With the popularization of ultrasound, nerve blocks have been widely implemented in current clinical practice. Although, they have seen limited success due to their shorter duration and suboptimal analgesia. Magnesium sulfate as a local anesthetic adjuvant for peripheral nerve blocks could enhance the effects of local anesthetics. However, previous investigations have not thoroughly investigated the analgesic efficacy of magnesium sulfate as an adjunct to local anesthetics for peripheral nerve blocks. Thus, we attempted to fill the gap in the existing literature by conducting a meta-analysis.
Materials and Methods:
We performed of a quantitative systematic review of randomized controlled trials published between May 30, 2011 and November 1, 2018. Inclusion criteria were: (1) magnesium sulfate used as adjuvant mixed with local anesthetic for nerve blockade, (2) complete articles and published abstracts of randomized controlled trials, (3) English language.
Primary and Secondary Outcome Measures:
The primary outcome measures were time of onset, total duration of the sensory blockade, and Visual Analog Scale pain scores. The secondary outcomes were postoperative oral and intravenous analgesics consumption and the incidence of nausea and vomiting.

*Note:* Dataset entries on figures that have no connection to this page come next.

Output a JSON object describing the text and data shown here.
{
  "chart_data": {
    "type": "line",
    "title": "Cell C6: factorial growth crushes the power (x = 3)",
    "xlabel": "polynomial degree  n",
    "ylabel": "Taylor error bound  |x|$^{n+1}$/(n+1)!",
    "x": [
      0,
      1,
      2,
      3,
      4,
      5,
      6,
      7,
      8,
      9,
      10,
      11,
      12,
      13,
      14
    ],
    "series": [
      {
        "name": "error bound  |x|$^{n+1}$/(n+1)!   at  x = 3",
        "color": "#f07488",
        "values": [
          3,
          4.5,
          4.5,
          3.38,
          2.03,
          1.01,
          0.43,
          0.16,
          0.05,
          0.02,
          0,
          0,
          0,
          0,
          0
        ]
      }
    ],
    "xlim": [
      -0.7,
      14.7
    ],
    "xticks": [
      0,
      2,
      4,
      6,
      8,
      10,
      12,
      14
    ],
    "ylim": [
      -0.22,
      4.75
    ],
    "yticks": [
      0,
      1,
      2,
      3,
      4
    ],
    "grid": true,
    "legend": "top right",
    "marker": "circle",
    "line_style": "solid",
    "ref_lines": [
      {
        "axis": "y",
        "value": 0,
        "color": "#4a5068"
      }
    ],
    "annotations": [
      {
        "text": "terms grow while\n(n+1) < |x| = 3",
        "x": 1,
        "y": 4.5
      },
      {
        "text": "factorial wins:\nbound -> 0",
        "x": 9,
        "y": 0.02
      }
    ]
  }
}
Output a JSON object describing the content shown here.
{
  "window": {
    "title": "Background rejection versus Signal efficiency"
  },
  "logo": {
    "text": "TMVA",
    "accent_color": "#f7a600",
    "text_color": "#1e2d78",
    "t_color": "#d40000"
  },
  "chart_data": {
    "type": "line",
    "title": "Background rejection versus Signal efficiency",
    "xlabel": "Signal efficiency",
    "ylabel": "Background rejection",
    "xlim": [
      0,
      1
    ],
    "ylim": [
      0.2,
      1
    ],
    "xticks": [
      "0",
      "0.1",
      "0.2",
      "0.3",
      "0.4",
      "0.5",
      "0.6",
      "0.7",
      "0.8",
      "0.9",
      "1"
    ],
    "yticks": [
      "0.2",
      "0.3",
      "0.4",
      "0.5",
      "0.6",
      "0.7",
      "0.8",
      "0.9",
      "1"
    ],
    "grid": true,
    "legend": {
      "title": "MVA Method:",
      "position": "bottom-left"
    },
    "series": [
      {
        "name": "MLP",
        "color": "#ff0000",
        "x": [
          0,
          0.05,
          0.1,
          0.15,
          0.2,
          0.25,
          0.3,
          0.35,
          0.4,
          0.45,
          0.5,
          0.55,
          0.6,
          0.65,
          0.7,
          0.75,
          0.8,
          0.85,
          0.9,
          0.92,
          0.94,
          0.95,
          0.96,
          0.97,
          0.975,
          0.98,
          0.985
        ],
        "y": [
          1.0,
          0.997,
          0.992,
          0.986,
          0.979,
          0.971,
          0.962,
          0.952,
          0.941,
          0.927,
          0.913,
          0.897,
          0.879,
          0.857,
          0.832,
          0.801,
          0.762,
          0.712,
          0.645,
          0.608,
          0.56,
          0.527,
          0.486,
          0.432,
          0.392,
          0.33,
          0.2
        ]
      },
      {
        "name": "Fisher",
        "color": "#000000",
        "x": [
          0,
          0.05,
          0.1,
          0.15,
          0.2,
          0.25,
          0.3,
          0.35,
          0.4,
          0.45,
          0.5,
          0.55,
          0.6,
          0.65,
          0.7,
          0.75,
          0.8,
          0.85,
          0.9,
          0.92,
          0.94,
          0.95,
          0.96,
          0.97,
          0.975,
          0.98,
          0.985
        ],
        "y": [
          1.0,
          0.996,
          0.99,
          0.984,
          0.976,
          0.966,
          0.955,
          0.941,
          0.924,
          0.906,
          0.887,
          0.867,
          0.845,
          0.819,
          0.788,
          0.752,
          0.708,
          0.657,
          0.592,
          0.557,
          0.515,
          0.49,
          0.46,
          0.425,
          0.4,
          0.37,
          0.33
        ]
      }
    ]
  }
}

The 21 trials analyzed in this study included 1323 patients. Magnesium sulfate effectively prolonged the total duration of sensory blockade (mean difference [MD]=114.59 min, 95% confidence interval [CI]: 89.31-139.88), reducing Visual Analog Scale pain scores at 6 hours (MD=1.36 points, 95% CI: −2.09 to −0.63) and 12 hours (MD=1.54 points, 95% CI: −2.56 to −0.53) postsurgery. Magnesium sulfate also effectively reduced postoperative analgesic use within 24 hours postsurgery (standard MD=−2.06, 95% CI: −2.67 to −1.35). Furthermore, adjuvant magnesium sulfate significantly reduced the incidence of nausea and vomiting after transversus abdominis plane blockade (odds ratio: 0.39, 95% CI: 0.18-0.81).
Adjuvant magnesium sulfate enhanced the anesthetic effects of local anesthetics and improved postoperative analgesia following the perineural blockade.